The variables I share via broadcast are null in the cluster.
My application is quite complex, but I have written this small example that works flawlessly when I run it locally, but it fails in the cluster:
package com.gonzalopezzi.bigdata.bicing
import org.apache.spark.broadcast.Broadcast
import org.apache.spark.rdd.RDD
import org.apache.spark.{SparkContext, SparkConf}
object PruebaBroadcast2 extends App {
val conf = new SparkConf().setAppName("PruebaBroadcast2")
val sc = new SparkContext(conf)
val arr : Array[Int] = (6 to 9).toArray
val broadcasted = sc.broadcast(arr)
val rdd : RDD[Int] = sc.parallelize((1 to 4).toSeq, 2) // a small integer array [1, 2, 3, 4] is paralellized in two machines
rdd.flatMap((a : Int) => List((a, broadcasted.value(0)))).reduceByKey(_+_).collect().foreach(println) // NullPointerException in the flatmap. broadcasted is null
}
I don't know if the problem is a coding error or a configuration issue.
This is the stacktrace I get:
15/07/07 20:55:13 INFO scheduler.DAGScheduler: Job 0 failed: collect at PruebaBroadcast2.scala:24, took 0.992297 s
Exception in thread "main" org.apache.spark.SparkException: Job aborted due to stage failure: Task 0 in stage 0.0 failed 4 times, most recent failure: Lost task 0.3 in stage 0.0 (TID 6, ip-172-31-36-49.ec2.internal): java.lang.NullPointerException
at com.gonzalopezzi.bigdata.bicing.PruebaBroadcast2$$anonfun$2.apply(PruebaBroadcast2.scala:24)
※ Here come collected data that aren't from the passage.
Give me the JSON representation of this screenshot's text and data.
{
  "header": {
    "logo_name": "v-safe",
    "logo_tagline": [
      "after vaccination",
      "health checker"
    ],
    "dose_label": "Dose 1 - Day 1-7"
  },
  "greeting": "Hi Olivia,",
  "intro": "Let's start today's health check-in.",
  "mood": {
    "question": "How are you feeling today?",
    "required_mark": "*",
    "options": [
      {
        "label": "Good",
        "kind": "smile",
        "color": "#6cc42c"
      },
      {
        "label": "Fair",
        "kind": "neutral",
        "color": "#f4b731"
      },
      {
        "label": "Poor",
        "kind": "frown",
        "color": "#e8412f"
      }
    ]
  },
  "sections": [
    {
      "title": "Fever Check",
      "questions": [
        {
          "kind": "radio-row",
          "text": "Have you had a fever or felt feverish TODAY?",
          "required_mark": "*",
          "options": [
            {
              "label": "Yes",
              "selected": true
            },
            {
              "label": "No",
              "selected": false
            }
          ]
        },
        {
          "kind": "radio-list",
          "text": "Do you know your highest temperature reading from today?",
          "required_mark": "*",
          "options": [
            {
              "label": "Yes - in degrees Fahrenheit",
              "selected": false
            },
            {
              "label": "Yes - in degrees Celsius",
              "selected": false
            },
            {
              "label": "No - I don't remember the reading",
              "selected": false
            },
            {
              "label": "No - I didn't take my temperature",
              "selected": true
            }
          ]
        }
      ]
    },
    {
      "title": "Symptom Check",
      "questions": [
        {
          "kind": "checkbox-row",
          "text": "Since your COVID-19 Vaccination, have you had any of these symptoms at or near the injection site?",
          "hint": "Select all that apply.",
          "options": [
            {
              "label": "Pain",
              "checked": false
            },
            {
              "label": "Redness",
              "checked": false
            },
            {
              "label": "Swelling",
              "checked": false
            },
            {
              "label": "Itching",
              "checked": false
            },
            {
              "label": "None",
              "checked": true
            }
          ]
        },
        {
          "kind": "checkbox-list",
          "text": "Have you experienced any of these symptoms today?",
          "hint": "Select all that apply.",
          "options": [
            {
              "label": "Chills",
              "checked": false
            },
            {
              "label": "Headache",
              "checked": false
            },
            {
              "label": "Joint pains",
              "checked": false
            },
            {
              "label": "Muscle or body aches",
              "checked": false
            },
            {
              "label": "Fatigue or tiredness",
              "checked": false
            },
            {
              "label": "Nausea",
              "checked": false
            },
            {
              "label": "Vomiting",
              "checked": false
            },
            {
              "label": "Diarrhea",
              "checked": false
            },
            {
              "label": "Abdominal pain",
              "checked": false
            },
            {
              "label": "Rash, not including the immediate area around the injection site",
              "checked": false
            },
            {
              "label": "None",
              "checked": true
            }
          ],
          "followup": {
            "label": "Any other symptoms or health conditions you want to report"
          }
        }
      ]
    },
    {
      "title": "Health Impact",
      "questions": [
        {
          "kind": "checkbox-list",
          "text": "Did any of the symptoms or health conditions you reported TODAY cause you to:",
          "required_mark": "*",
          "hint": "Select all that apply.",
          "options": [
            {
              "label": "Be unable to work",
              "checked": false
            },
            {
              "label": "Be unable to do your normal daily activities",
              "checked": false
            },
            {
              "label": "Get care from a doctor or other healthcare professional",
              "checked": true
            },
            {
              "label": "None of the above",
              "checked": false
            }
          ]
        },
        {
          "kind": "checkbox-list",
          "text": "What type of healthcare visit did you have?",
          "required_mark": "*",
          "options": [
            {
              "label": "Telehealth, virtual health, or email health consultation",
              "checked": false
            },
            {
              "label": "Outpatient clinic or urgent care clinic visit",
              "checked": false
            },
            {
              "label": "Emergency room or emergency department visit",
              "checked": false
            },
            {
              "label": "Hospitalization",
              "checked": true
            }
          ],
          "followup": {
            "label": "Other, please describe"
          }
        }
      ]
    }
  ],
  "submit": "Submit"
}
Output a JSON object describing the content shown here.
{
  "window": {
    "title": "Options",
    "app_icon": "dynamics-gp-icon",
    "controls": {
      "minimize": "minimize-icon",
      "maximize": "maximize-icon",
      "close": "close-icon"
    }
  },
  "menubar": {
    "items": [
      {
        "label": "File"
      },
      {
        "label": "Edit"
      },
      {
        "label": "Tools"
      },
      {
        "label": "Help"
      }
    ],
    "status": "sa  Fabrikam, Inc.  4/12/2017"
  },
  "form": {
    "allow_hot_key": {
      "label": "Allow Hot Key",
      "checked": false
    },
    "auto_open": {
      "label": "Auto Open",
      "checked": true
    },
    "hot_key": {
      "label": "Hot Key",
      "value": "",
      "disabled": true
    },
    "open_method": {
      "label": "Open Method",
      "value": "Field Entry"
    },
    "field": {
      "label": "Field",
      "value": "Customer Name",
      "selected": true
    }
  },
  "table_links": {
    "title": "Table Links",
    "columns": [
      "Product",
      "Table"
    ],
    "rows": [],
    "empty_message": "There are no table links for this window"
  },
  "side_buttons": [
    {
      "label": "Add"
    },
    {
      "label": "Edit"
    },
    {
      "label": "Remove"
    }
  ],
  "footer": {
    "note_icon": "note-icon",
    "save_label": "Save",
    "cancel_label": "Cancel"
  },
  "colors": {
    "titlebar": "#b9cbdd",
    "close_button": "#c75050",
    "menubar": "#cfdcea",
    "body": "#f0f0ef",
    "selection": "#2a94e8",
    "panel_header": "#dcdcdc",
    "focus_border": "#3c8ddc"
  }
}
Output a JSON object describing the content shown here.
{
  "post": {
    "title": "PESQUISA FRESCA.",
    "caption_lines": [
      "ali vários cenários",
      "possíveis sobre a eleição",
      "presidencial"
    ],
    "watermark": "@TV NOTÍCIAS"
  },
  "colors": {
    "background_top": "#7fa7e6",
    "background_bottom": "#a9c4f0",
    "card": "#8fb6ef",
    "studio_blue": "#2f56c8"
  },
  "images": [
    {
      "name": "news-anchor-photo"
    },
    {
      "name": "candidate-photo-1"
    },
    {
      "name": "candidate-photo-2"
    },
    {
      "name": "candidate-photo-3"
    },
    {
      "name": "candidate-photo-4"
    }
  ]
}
at com.gonzalopezzi.bigdata.bicing.PruebaBroadcast2$$anonfun$2.apply(PruebaBroadcast2.scala:24)
at scala.collection.Iterator$$anon$13.hasNext(Iterator.scala:371)
at org.apache.spark.util.collection.ExternalSorter.insertAll(ExternalSorter.scala:202)
at org.apache.spark.shuffle.sort.SortShuffleWriter.write(SortShuffleWriter.scala:56)
at org.apache.spark.scheduler.ShuffleMapTask.runTask(ShuffleMapTask.scala:68)
at org.apache.spark.scheduler.ShuffleMapTask.runTask(ShuffleMapTask.scala:41)
at org.apache.spark.scheduler.Task.run(Task.scala:64)
at org.apache.spark.executor.Executor$TaskRunner.run(Executor.scala:203)
at java.util.concurrent.ThreadPoolExecutor.runWorker(ThreadPoolExecutor.java:1145)
at java.util.concurrent.ThreadPoolExecutor$Worker.run(ThreadPoolExecutor.java:615)
at java.lang.Thread.run(Thread.java:745)
Driver stacktrace:
at org.apache.spark.scheduler.DAGScheduler.org$apache$spark$scheduler$DAGScheduler$$failJobAndIndependentStages(DAGScheduler.scala:1204)
at org.apache.spark.scheduler.DAGScheduler$$anonfun$abortStage$1.apply(DAGScheduler.scala:1193)
at org.apache.spark.scheduler.DAGScheduler$$anonfun$abortStage$1.apply(DAGScheduler.scala:1192)
at scala.collection.mutable.ResizableArray$class.foreach(ResizableArray.scala:59)
at scala.collection.mutable.ArrayBuffer.foreach(ArrayBuffer.scala:47)
at org.apache.spark.scheduler.DAGScheduler.abortStage(DAGScheduler.scala:1192)
at org.apache.spark.scheduler.DAGScheduler$$anonfun$handleTaskSetFailed$1.apply(DAGScheduler.scala:693)
at org.apache.spark.scheduler.DAGScheduler$$anonfun$handleTaskSetFailed$1.apply(DAGScheduler.scala:693)
at scala.Option.foreach(Option.scala:236)
at org.apache.spark.scheduler.DAGScheduler.handleTaskSetFailed(DAGScheduler.scala:693)
at org.apache.spark.scheduler.DAGSchedulerEventProcessLoop.onReceive(DAGScheduler.scala:1393)
at org.apache.spark.scheduler.DAGSchedulerEventProcessLoop.onReceive(DAGScheduler.scala:1354)
at org.apache.spark.util.EventLoop$$anon$1.run(EventLoop.scala:48)
Command exiting with ret '1'
Can anyone help me fix this?
At least, can you tell me if you see something strange in the code? If you think the code is ok, please tell me, as it would mean that the problem is in the configuration of the cluster.